Shrimp ovaries from each stage were pooled together based on the GSI value (N = 3 for each ovary stage) and homogenized. The amounts of (A) PGE2 and (B) PGF2α were determined using enzyme immunoassay. Error bars indicate the standard deviation from the means. These graphs are representatives of two independent experiments that yielded similar results.

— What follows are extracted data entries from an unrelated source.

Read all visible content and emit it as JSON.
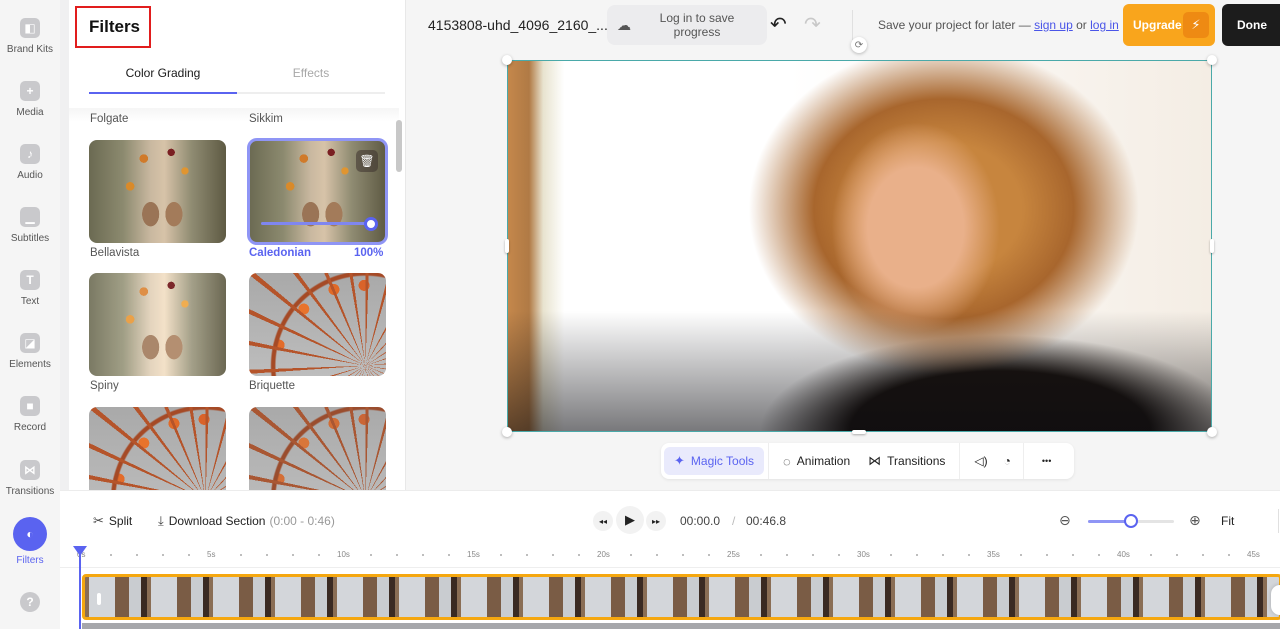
{
  "sidebar": {
    "items": [
      {
        "label": "Brand Kits",
        "icon": "brand-kit-icon",
        "glyph": "◧"
      },
      {
        "label": "Media",
        "icon": "plus-icon",
        "glyph": "+"
      },
      {
        "label": "Audio",
        "icon": "music-note-icon",
        "glyph": "♪"
      },
      {
        "label": "Subtitles",
        "icon": "subtitles-icon",
        "glyph": "▁"
      },
      {
        "label": "Text",
        "icon": "text-icon",
        "glyph": "T"
      },
      {
        "label": "Elements",
        "icon": "elements-icon",
        "glyph": "◪"
      },
      {
        "label": "Record",
        "icon": "camera-icon",
        "glyph": "■"
      },
      {
        "label": "Transitions",
        "icon": "transitions-icon",
        "glyph": "⋈"
      },
      {
        "label": "Filters",
        "icon": "filters-icon",
        "glyph": "◐",
        "active": true
      }
    ],
    "help_glyph": "?"
  },
  "panel": {
    "title": "Filters",
    "tabs": [
      {
        "label": "Color Grading",
        "active": true
      },
      {
        "label": "Effects",
        "active": false
      }
    ],
    "top_labels": [
      "Folgate",
      "Sikkim"
    ],
    "filters": [
      {
        "name": "Bellavista",
        "image": "boots"
      },
      {
        "name": "Caledonian",
        "image": "boots",
        "selected": true,
        "intensity_pct": 100,
        "intensity_label": "100%"
      },
      {
        "name": "Spiny",
        "image": "boots"
      },
      {
        "name": "Briquette",
        "image": "wheel"
      },
      {
        "name": "",
        "image": "wheel"
      },
      {
        "name": "",
        "image": "wheel"
      }
    ],
    "trash_glyph": "🗑"
  },
  "topbar": {
    "project_name": "4153808-uhd_4096_2160_...",
    "save_progress": "Log in to save progress",
    "cloud_glyph": "☁",
    "undo_glyph": "↶",
    "redo_glyph": "↷",
    "save_hint_prefix": "Save your project for later — ",
    "sign_up": "sign up",
    "or": " or ",
    "log_in": "log in",
    "upgrade": "Upgrade",
    "bolt_glyph": "⚡",
    "done": "Done"
  },
  "canvas": {
    "rotate_glyph": "⟳"
  },
  "context_toolbar": {
    "magic_tools": "Magic Tools",
    "magic_glyph": "✦",
    "animation": "Animation",
    "animation_glyph": "◌",
    "transitions": "Transitions",
    "transitions_glyph": "⋈",
    "volume_glyph": "◁)",
    "speed_glyph": "◔",
    "more_glyph": "•••"
  },
  "timeline": {
    "split": "Split",
    "split_glyph": "✂",
    "download": "Download Section",
    "download_glyph": "⤓",
    "download_range": "(0:00 - 0:46)",
    "rewind_glyph": "◂◂",
    "play_glyph": "▶",
    "forward_glyph": "▸▸",
    "current_time": "00:00.0",
    "separator": "/",
    "total_time": "00:46.8",
    "zoom_out_glyph": "⊖",
    "zoom_in_glyph": "⊕",
    "zoom_level": 0.5,
    "fit": "Fit",
    "ruler_labels": [
      "0s",
      "5s",
      "10s",
      "15s",
      "20s",
      "25s",
      "30s",
      "35s",
      "40s",
      "45s"
    ]
  }
}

To correlate the mRNA expression levels of prostaglandin biosynthesis genes with different ovarian maturation stages, quantitative real-time PCR analysis was performed on ovaries of 27 wild-caught broodstock from the Andaman Sea (Table 2). Four sets of primers for PmPGES1, PmPGES2, PmPGES3 and PmPGFS genes were used in this study (Table 3). To determine whether the gene was up- or down-regulated at a certain developmental stage, mRNA expression levels were compared with that of stage I ovaries, which was taken as a baseline. It was observed that all three PmPGES isoforms displayed different expression profiles during the development of ovaries. PmPGES1 was up-regulated 16-fold in stage II ovaries, then continued to decrease until it reached baseline in stage IV (Figure 8A). For PmPGES2, the change in expression from stage I to stage III ovaries was not significant. However, a significant 27-fold down-regulation of this transcript was observed in stage IV ovaries (Figure 8B). The PmPGES3 expression level did not change significantly throughout ovarian development (Figure 8C). Lastly, the amount of PmPGFS gene transcripts steadily decreased as the ovary maturation progressed from stage I to stage IV (Figure 8D).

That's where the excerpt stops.